Könnten Sie dafür ein Beispiel anführen?

Wie das gehen und funktionieren kann, konnte ich im brasilianischen Regenwald selbst beobachten. Ich saß frühmorgens um sechs Uhr vor einer Hütte und sah, wie Kinder von irgendwoher aus dem Amazonas in ihre Schule gebracht wurden. Sie trugen Schuluniformen und sind freudestrahlend dorthin marschiert. Die Schule war neu entstanden und Teil einer größeren Veränderung, zu der statt des Schlagens von Edelhölzern auch der Maniokanbau gehört. Das ist ein ganzheitlicher Ansatz, wie wir ihn befürworten, weil eine einseitige Fokussierung auf Klimavorhaben in den Entwicklungsländern nicht funktioniert.

Wo und wie könnte die KfW noch beschleunigend wirken?

Wir können unser Fördervolumen noch steigern. Und wir können neue Finanzierungsinstrumente für grüne Finanzierungen entwickeln. Das halte ich für dramatisch wichtig. Die KfW hat in ihrer 70-jährigen Geschichte oft genug gezeigt, dass sie innovativ ist. Ob Mikrofinanzen, Klimaschutzversicherungen oder Blending – also das Kombinieren von Geldern aus verschiedenen Finanzierungsquellen – die KfW hat immer wieder bewiesen, dass sie ideenreich unterwegs sein kann. Und das werden wir auch künftig. Der Klimaschutz muss zu einem guten Teil auch über die Kapitalmärkte stattfinden.

Macht die KfW schon genug bei der Anpassung an den Klimawandel?

Nein, im Vergleich zum Klimaschutz wird Anpassung oft vernachlässigt, weil es eben nicht so leicht greifbar ist wie ein Autoauspuff oder Industrieschlote, die Abgase ausstoßen.

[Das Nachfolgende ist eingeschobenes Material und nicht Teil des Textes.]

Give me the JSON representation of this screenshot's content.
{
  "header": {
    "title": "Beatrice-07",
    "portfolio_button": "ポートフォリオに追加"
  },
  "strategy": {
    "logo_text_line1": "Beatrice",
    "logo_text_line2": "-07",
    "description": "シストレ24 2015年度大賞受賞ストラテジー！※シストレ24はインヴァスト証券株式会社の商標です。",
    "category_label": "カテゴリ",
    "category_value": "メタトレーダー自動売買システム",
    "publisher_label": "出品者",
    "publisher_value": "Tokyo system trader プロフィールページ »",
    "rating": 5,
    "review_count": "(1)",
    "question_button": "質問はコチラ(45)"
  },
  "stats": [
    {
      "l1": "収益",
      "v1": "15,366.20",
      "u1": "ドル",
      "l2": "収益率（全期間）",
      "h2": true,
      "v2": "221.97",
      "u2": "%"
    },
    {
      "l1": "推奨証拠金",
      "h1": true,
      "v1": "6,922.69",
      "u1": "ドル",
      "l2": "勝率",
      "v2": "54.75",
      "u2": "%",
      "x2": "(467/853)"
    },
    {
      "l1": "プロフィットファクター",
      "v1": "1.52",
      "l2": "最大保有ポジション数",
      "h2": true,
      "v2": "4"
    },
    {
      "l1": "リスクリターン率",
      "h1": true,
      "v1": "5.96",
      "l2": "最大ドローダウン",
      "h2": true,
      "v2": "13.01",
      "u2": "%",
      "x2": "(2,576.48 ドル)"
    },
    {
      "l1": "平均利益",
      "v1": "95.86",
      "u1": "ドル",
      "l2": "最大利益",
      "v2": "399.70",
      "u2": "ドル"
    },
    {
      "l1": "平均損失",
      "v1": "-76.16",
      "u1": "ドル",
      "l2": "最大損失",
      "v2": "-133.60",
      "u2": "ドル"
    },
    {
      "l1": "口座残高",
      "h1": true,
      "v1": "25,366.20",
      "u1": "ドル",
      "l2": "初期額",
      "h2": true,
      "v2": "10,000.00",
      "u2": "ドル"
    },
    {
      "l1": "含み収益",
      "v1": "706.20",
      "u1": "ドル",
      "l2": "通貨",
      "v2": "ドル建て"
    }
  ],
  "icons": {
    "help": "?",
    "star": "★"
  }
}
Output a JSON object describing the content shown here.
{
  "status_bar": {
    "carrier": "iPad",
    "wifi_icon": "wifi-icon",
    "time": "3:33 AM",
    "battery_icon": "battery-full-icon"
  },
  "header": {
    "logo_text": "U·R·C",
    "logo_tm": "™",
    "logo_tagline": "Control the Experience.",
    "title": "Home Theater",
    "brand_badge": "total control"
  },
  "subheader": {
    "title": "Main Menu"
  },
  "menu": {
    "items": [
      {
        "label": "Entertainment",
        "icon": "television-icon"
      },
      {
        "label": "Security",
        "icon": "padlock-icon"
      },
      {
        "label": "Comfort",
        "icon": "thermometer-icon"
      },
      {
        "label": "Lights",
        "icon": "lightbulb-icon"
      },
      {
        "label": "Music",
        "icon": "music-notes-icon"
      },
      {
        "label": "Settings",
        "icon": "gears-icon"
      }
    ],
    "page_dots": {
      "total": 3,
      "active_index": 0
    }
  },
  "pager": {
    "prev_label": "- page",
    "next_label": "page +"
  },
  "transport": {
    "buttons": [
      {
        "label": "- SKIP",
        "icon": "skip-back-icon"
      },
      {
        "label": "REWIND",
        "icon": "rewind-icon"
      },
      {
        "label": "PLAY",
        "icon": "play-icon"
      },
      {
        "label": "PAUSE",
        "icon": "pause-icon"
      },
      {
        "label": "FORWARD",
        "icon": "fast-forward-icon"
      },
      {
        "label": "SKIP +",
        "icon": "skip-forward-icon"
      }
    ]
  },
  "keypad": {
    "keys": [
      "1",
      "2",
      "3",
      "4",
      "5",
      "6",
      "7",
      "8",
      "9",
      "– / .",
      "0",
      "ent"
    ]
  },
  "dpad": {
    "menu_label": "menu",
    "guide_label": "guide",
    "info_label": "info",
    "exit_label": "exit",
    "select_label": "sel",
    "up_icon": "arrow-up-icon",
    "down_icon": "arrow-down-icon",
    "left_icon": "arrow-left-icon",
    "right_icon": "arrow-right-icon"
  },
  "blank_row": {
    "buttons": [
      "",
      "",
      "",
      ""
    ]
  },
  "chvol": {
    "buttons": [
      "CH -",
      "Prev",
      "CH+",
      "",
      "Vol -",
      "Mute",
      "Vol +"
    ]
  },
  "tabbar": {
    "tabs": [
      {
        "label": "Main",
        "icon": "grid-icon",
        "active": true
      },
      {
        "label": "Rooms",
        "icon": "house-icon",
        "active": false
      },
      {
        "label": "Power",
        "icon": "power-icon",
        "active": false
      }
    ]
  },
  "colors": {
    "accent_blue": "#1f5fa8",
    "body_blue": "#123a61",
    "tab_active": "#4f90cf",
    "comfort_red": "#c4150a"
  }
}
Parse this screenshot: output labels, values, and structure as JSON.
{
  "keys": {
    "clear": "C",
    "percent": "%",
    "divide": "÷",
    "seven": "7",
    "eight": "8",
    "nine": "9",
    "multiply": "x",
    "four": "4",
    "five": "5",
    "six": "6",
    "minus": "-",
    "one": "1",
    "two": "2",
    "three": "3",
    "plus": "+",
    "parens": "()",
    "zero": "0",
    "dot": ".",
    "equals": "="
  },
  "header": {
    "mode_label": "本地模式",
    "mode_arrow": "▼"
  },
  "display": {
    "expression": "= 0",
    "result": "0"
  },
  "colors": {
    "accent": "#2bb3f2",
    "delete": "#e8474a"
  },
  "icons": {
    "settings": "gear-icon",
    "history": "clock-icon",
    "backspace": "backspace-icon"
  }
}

Wir finanzieren bereits Vorhaben, zum Beispiel in den Bereichen Landwirtschaft und Wasser, im Flutschutz oder beim Bau von Schutzunterkünften für Zyklone. Aber insgesamt müssen wir hier noch viel mehr tun. Der Bedarf ist kaum abschätzbar und für Entwicklungsländer sind diese Themen wahrscheinlich sogar wichtiger als der Klimaschutz selbst.

Was erhoffen Sie sich von Bonn?

Ein starkes Signal, dass man sich von dem Weg, der in Paris eingeschlagen wurde, nicht abbringen lässt, sondern entschlossen weiter macht.

Das Interview führte Friederike Bauer.